/cosem-segmentation-analysis

Code to segment and analyze COSEM predictions

Primary LanguageShell

COSEM Segmentation Analysis

Code to segment and analyze COSEM predictions. Requires Maven, Java JDK 8, and Apache-Spark.

Installation

Clone the repository and cd to the repository directory.

Command line
  1. Run

    mvn compile.

  2. Once completed, you can run

    mvn package -Dmaven.test.skip=true,

    the latter argument for skipping unit tests. However, if you plan on modifying the code and/or would like to run tests, we recommend the following:

    mvn package -Dspark.master=local[*] -DargLine="-Xmx100g".

    The latter arguments are to ensure local spark is used for testing with enough memory.

OR

Use an IDE such as Eclipse IDE
  1. In Eclipse IDE, select File->Import->Existing Maven project and select the "cosem-segmentation-analysis" directory.
  2. Right click on

    cosem-segmentation-analysis in the project explorer and select Run As -> Maven Build, click Skip Tests checkbox if desired, and click Run. However, if you plan on modifying the code and/or would like to run tests, first create we recommend the following: After selecting Maven Build as above, add the following parameter names and values:spark.master:local[32] and argLine:-Xmx100g, and click run.

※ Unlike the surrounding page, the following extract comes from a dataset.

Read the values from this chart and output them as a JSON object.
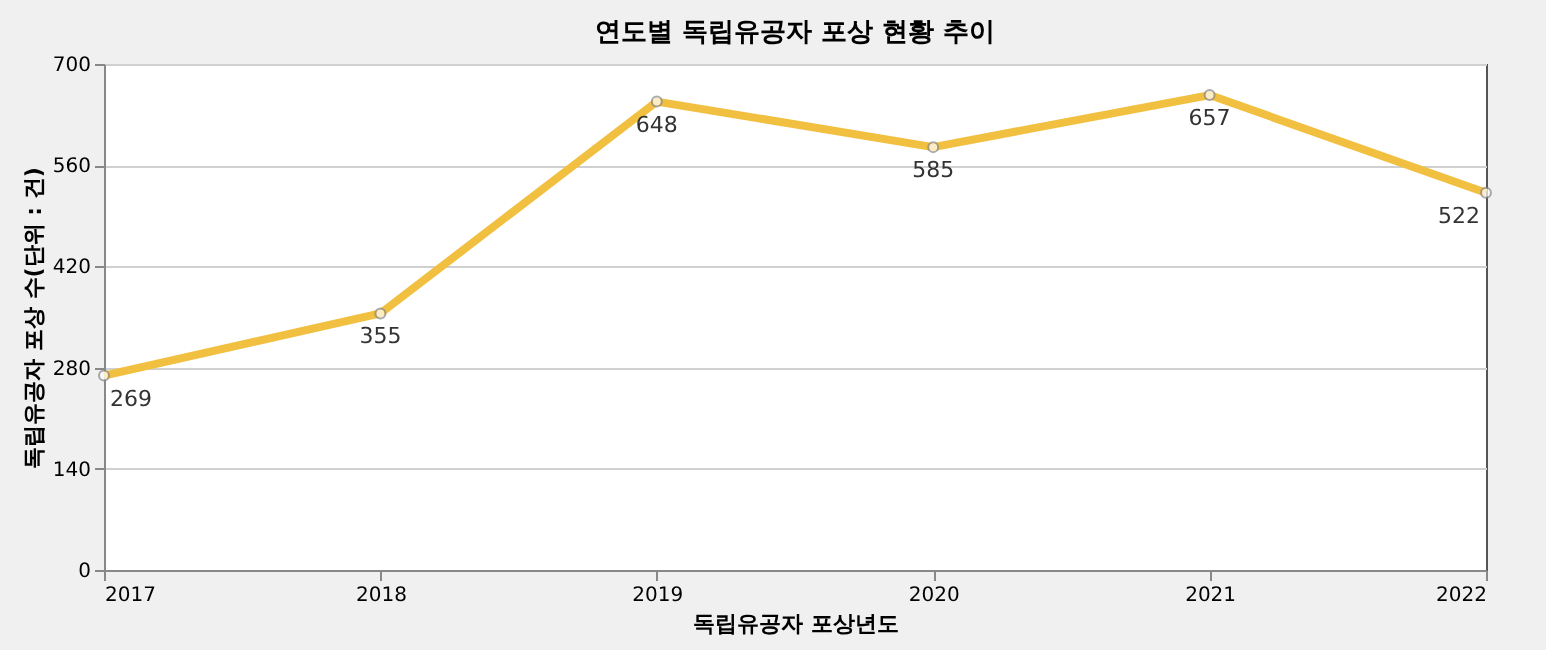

You will now have a compiled jar file located at /path/to/cosem-segmentation-analysis/target/cosem-segmentation-analysis-0.0.1-SNAPSHOT.jar.

To run one of the refinements, eg. locally run SparkConnectedComponents, you can do the following:

/path/to/spark-submit --master local[*] --conf "spark.executor.memory=100g" --conf "spark.driver.memory=100g" \
--class org.janelia.cosem.analysis.SparkConnectedComponents \
/path/to/compiled/target/cosem-segmentation-analysis-0.0.1-SNAPSHOT.jar \
--inputN5Path '/path/to/input.n5' \
--outputN5Path '/path/to/output.n5' \
--inputN5DatasetName 'datasetName' \
--minimumVolumeCutoff '300E3' \
--thresholdIntensityCutoff 127 \
--outputN5DatasetSuffix '_cc'

Which will take the uint8 image /path/to/input.n5/datsetName, threshold at 127, perform connected component analysis on the thresholded data applying a minimum volume cutoff of 300E3 nm^3 and writes the results to /path/to/output.n5/datsetName_cc.

To run another analysis, replace SparkConnectedComponents with the appropriate name (see a list here) and modify/add the requisite command line arguments.